Blâmable, M. CAZES l’est encore par la façon dont il a conduit l’affaire. Après avoir donné, devant ses élèves, le plus grand éclat à l’incident, manifesté une violente indignation, exigé une rétractation écrite, il est lamentable qu’il ait, par la suite, continué à recevoir l’élève dans sa classe comme si rien n’était, et que comme il l’écrit avec candeur, il « n’en ait plus reparlé ».

[…]

Je reproche enfin à M. Cazes de ne m’avoir pas saisi de l’incident, c’est après la communication de M. le Résident de Vinh-Yen, et sur la demande qu’il a fourni un rapport où il y a trop de plaidoiries pro-domo.
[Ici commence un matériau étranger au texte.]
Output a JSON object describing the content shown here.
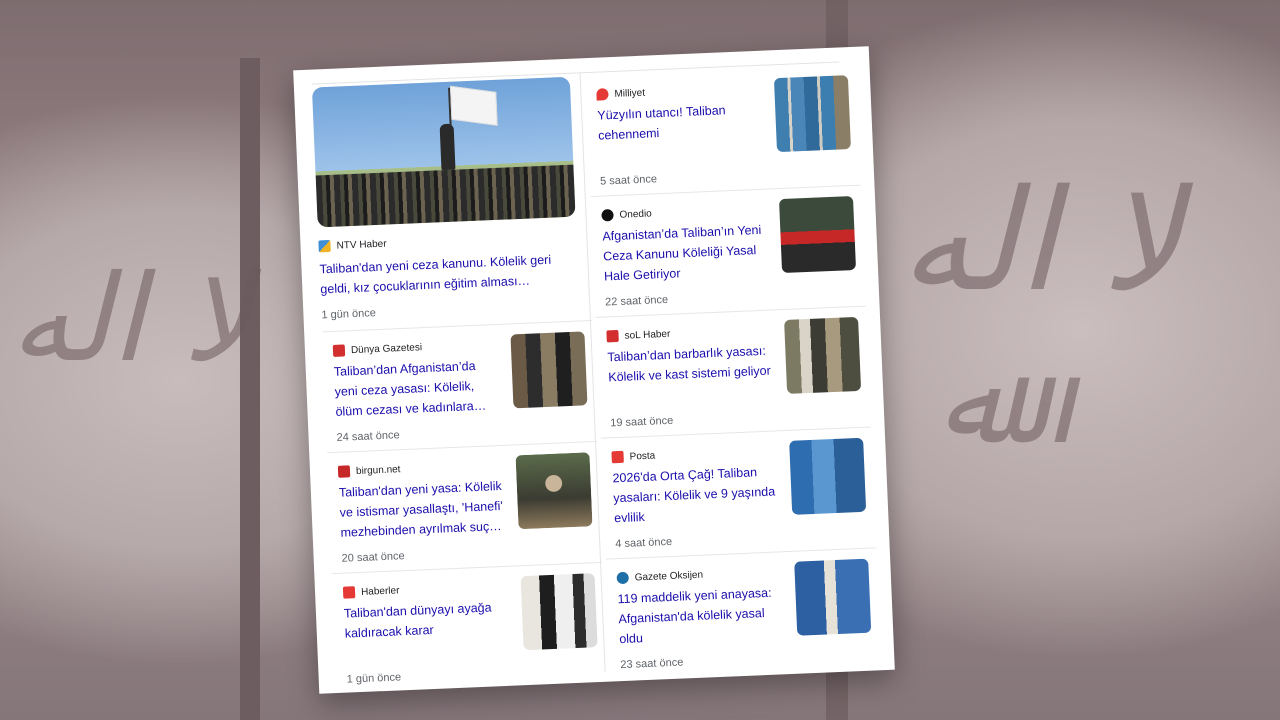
{
  "left_column": {
    "hero": {
      "source": "NTV Haber",
      "title": "Taliban'dan yeni ceza kanunu. Kölelik geri geldi, kız çocuklarının eğitim alması…",
      "time": "1 gün önce"
    },
    "items": [
      {
        "source": "Dünya Gazetesi",
        "title": "Taliban’dan Afganistan’da yeni ceza yasası: Kölelik, ölüm cezası ve kadınlara…",
        "time": "24 saat önce",
        "logo_color": "#d32f2f"
      },
      {
        "source": "birgun.net",
        "title": "Taliban'dan yeni yasa: Kölelik ve istismar yasallaştı, 'Hanefi' mezhebinden ayrılmak suç…",
        "time": "20 saat önce",
        "logo_color": "#c62828"
      },
      {
        "source": "Haberler",
        "title": "Taliban'dan dünyayı ayağa kaldıracak karar",
        "time": "1 gün önce",
        "logo_color": "#e53935"
      }
    ]
  },
  "right_column": {
    "items": [
      {
        "source": "Milliyet",
        "title": "Yüzyılın utancı! Taliban cehennemi",
        "time": "5 saat önce",
        "logo_color": "#e53935"
      },
      {
        "source": "Onedio",
        "title": "Afganistan’da Taliban’ın Yeni Ceza Kanunu Köleliği Yasal Hale Getiriyor",
        "time": "22 saat önce",
        "logo_color": "#111111"
      },
      {
        "source": "soL Haber",
        "title": "Taliban’dan barbarlık yasası: Kölelik ve kast sistemi geliyor",
        "time": "19 saat önce",
        "logo_color": "#d32f2f"
      },
      {
        "source": "Posta",
        "title": "2026'da Orta Çağ! Taliban yasaları: Kölelik ve 9 yaşında evlilik",
        "time": "4 saat önce",
        "logo_color": "#e53935"
      },
      {
        "source": "Gazete Oksijen",
        "title": "119 maddelik yeni anayasa: Afganistan'da kölelik yasal oldu",
        "time": "23 saat önce",
        "logo_color": "#1e6fa8"
      }
    ]
  },
  "colors": {
    "link": "#1a0dab",
    "meta": "#5f6368",
    "background": "#8c7b7d"
  }
}
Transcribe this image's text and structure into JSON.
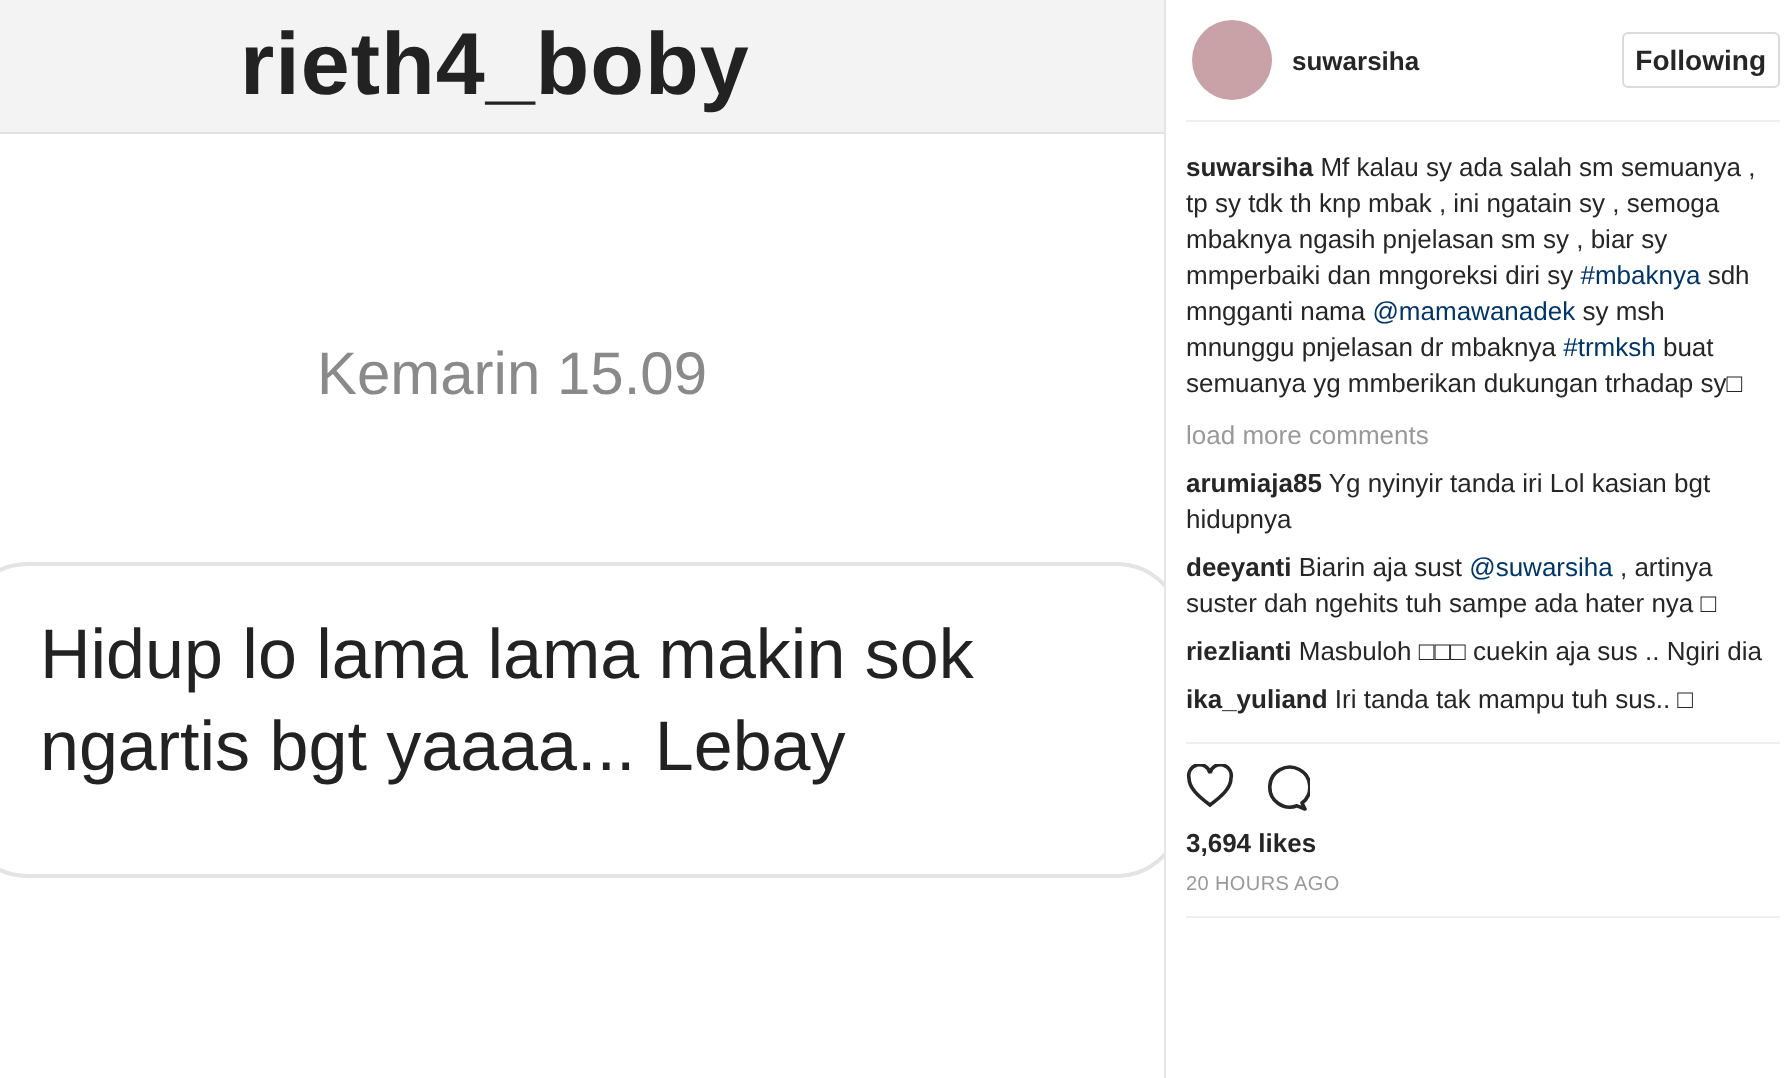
{
  "photo": {
    "chat_title": "rieth4_boby",
    "timestamp": "Kemarin 15.09",
    "message": "Hidup lo lama lama makin sok ngartis bgt yaaaa... Lebay"
  },
  "header": {
    "username": "suwarsiha",
    "follow_button": "Following"
  },
  "caption": {
    "parts": [
      {
        "kind": "user",
        "text": "suwarsiha"
      },
      {
        "kind": "text",
        "text": " Mf kalau sy ada salah sm semuanya , tp sy tdk th knp mbak , ini ngatain sy , semoga mbaknya ngasih pnjelasan sm sy , biar sy mmperbaiki dan mngoreksi diri sy "
      },
      {
        "kind": "link",
        "text": "#mbaknya"
      },
      {
        "kind": "text",
        "text": " sdh mngganti nama "
      },
      {
        "kind": "link",
        "text": "@mamawanadek"
      },
      {
        "kind": "text",
        "text": " sy msh mnunggu pnjelasan dr mbaknya "
      },
      {
        "kind": "link",
        "text": "#trmksh"
      },
      {
        "kind": "text",
        "text": " buat semuanya yg mmberikan dukungan trhadap sy□"
      }
    ]
  },
  "load_more": "load more comments",
  "comments": [
    {
      "parts": [
        {
          "kind": "user",
          "text": "arumiaja85"
        },
        {
          "kind": "text",
          "text": " Yg nyinyir tanda iri Lol kasian bgt hidupnya"
        }
      ]
    },
    {
      "parts": [
        {
          "kind": "user",
          "text": "deeyanti"
        },
        {
          "kind": "text",
          "text": " Biarin aja sust "
        },
        {
          "kind": "link",
          "text": "@suwarsiha"
        },
        {
          "kind": "text",
          "text": " , artinya suster dah ngehits tuh sampe ada hater nya □"
        }
      ]
    },
    {
      "parts": [
        {
          "kind": "user",
          "text": "riezlianti"
        },
        {
          "kind": "text",
          "text": " Masbuloh □□□ cuekin aja sus .. Ngiri dia"
        }
      ]
    },
    {
      "parts": [
        {
          "kind": "user",
          "text": "ika_yuliand"
        },
        {
          "kind": "text",
          "text": " Iri tanda tak mampu tuh sus.. □"
        }
      ]
    }
  ],
  "likes": "3,694 likes",
  "time": "20 HOURS AGO"
}
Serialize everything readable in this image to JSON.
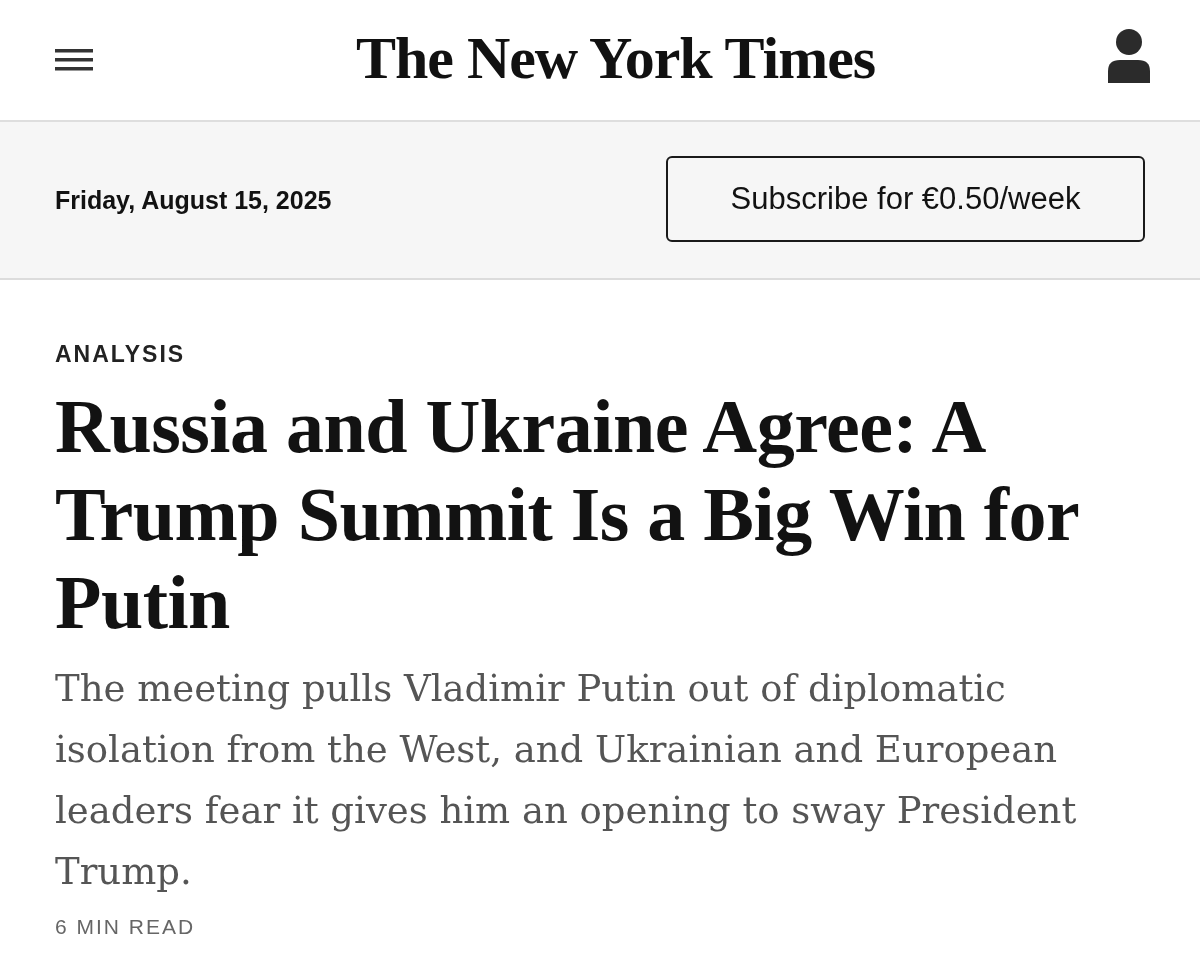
{
  "header": {
    "logo": "The New York Times"
  },
  "date_bar": {
    "date": "Friday, August 15, 2025",
    "subscribe_button": "Subscribe for €0.50/week"
  },
  "article": {
    "kicker": "ANALYSIS",
    "headline": "Russia and Ukraine Agree: A Trump Summit Is a Big Win for Putin",
    "summary": "The meeting pulls Vladimir Putin out of diplomatic isolation from the West, and Ukrainian and European leaders fear it gives him an opening to sway President Trump.",
    "read_time": "6 MIN READ"
  }
}
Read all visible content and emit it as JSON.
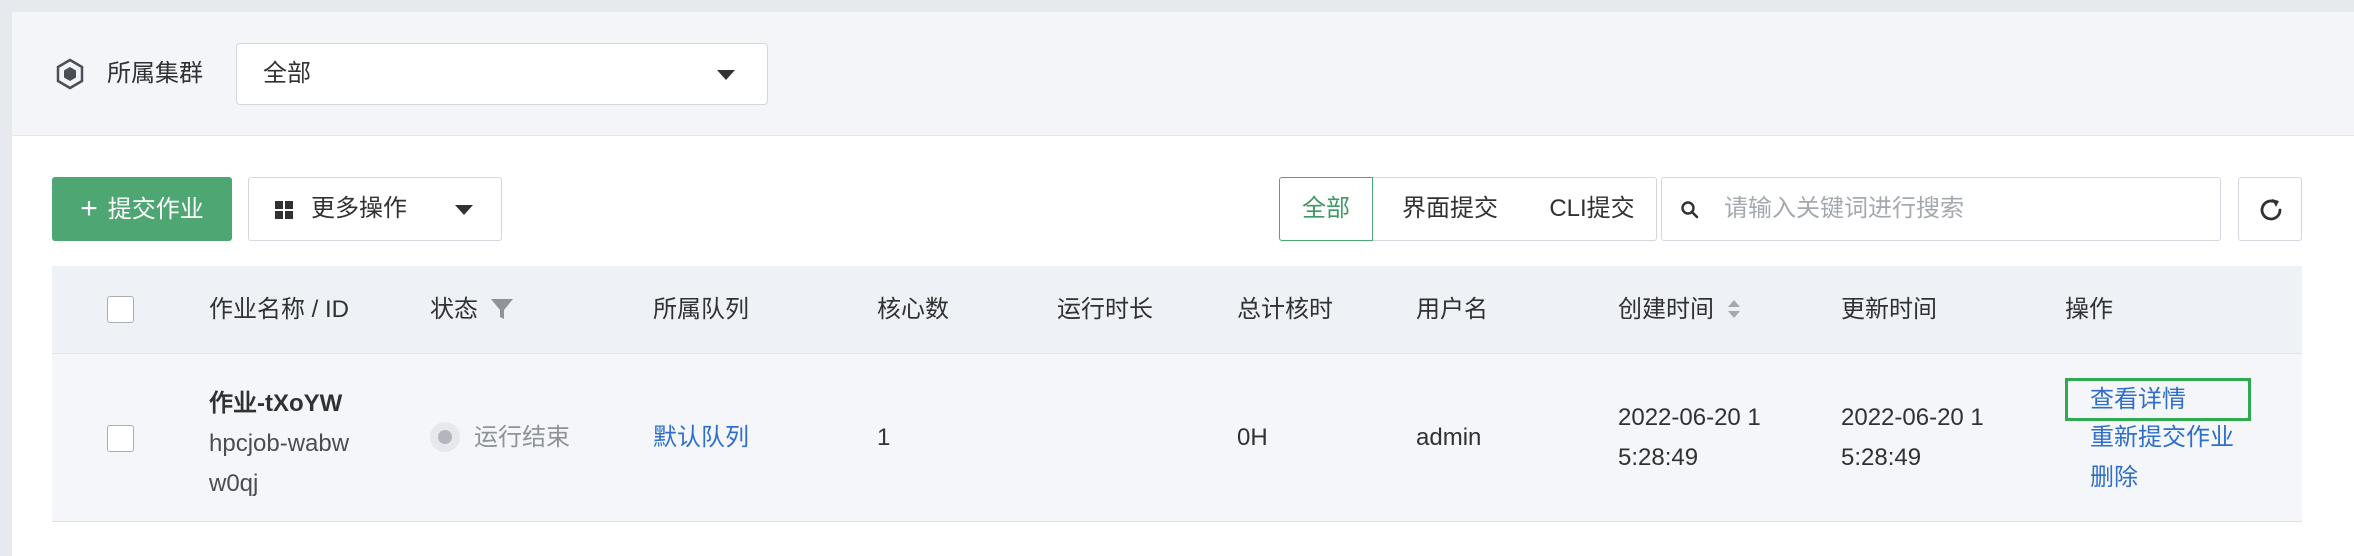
{
  "cluster": {
    "label": "所属集群",
    "selected": "全部",
    "icon": "cluster-cube-icon"
  },
  "toolbar": {
    "submit_label": "提交作业",
    "more_label": "更多操作",
    "filter_tabs": [
      "全部",
      "界面提交",
      "CLI提交"
    ],
    "active_tab": "全部",
    "search_placeholder": "请输入关键词进行搜索",
    "search_value": ""
  },
  "table": {
    "headers": {
      "name": "作业名称 / ID",
      "status": "状态",
      "queue": "所属队列",
      "cores": "核心数",
      "runtime": "运行时长",
      "corehours": "总计核时",
      "user": "用户名",
      "created": "创建时间",
      "updated": "更新时间",
      "actions": "操作"
    },
    "rows": [
      {
        "name": "作业-tXoYW",
        "id": "hpcjob-wabww0qj",
        "status": "运行结束",
        "queue": "默认队列",
        "cores": "1",
        "runtime": "",
        "corehours": "0H",
        "user": "admin",
        "created": "2022-06-20 15:28:49",
        "updated": "2022-06-20 15:28:49",
        "actions": [
          "查看详情",
          "重新提交作业",
          "删除"
        ]
      }
    ]
  },
  "colors": {
    "primary": "#4ea672",
    "link": "#2f6fc9",
    "highlight_border": "#2eab4e",
    "header_bg": "#eef1f5"
  }
}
Il a évidemment senti qu’après son violent accès d’indignation et ses exigences péremptoires, sa subite faculté d’oubli n’allait pas sans quelques mots d’explication, il n’en est véritablement qu’une : sa légèreté et sa versatilité ; ni l’âge, ni l’expérience n’ont pu faire de M. CAZES un nommé, disons pour atténuer, un homme sérieux.

Lettre n° 1129d/AP du 31 mai 1944 du gouverneur général de l’Indochine au directeur de l’instruction publique en Indochine, RSTNF 6639

J’ai l’honneur d’attirer votre attention sur l’extrait de la lettre (dont copie vous a été communiquée) adressée du Tam-Dao au médecin commandant Tonnaire par sa fille, et qui fait allusion à un consécutif à un devoir dont le sujet était le suivant : « le dernier bombardement de Paris- impression d’un jeune français ».

Je désire être exactement renseigné sur cette affaire et vous prie, en conséquence, de bien vouloir effectuer le plus tôt possible une enquête discrète, afin de connaître le nom du professeur et de l’élève intéressés et les circonstances précises de ce regrettable incident.

En tout état de cause, et quelle que soit la position prise par le professeur en l’occurrence, le choix d’un tel sujet, si le fait est exact me parait absolument inopportun dans les circonstances actuelles. Les évènements suffisent à mettre la sensibilité des élèves à l’épreuve, sans que les sujets de devoirs viennent y contribuer.

Minute d’une lettre du 9 juin 1944, non signée, au Gouverneur général de l’Indochine, RSTNF 6639

Comme suite à votre lettre n°112-Sd/AP du 31 mai 1944 au sujet d’un incident consécutif à un devoir donné en classe par un professeur sur le sujet suivant : « le dernier bombardement de Paris, impression d’un jeune français », j’ai l’honneur de vous adresser le dossier de cette affaire dont j’avais été par rapport du 30 mai de M. le proviseur du lycée.

Je fais miennes les observations du rapport de M. LOUBET dont j’ai approuvé la décision concernant l’élève DELMAS. Ce jeune élève a été retiré du lycée jusqu’à la fin de l’année scolaire. C’est là une mesure très grave qui touche dans ses études ce jeune élève qui avait jusqu’à présent donné pleine satisfaction. Vous trouverez au dossier la lettre du jeune DELMAS qui met au point son attitude, exprime des regrets et témoigne de ses sentiments profonds.

Il reste que M. CAZES qui, par son titre, son âge, son expérience, devrait montrer, surtout dans les circonstances présentes, un sens psychologique plus averti, a commis une lourde maladresse en donnant un sujet, d’ailleurs complètement hors du programme, contraire à vos instructions sur la nécessité de l’union entre les Français et sur la nécessité non moins impérieuse de faire le silence sur tout ce qui peut les diviser. Je lui en fais l’observation.

M. CAZES a commis une autre faute en ne rendant pas compte immédiatement de l’incident à son chef hiérarchique, le proviseur et en se livrant dans sa classe et au dehors à des considérations véhémentes qui pouvaient qu’envenimer l’affaire. Enfin, s’agissant de M. CAZES en particulier, dont la valeur professionnelle n’est pas ici en cause, je dois vous rappeler que ce professeur a été l’objet d’un blâme avec inscription au dossier pour fausse déclaration en matière de sociétés secrètes. Ce fait n’est pas resté inconnu puisque mention en a été faite au Journal Officiel. Il n’était pas de nature à donner en la circonstance à M. CAZES la pleine autorité morale qu’il se plait à revendiquer.

L’incident est dès maintenant considéré comme clos. J’ai pris à ce sujet l’attache de M. le Résident supérieur au Tonkin qui s’est déclaré d’accord sur la décision prise./.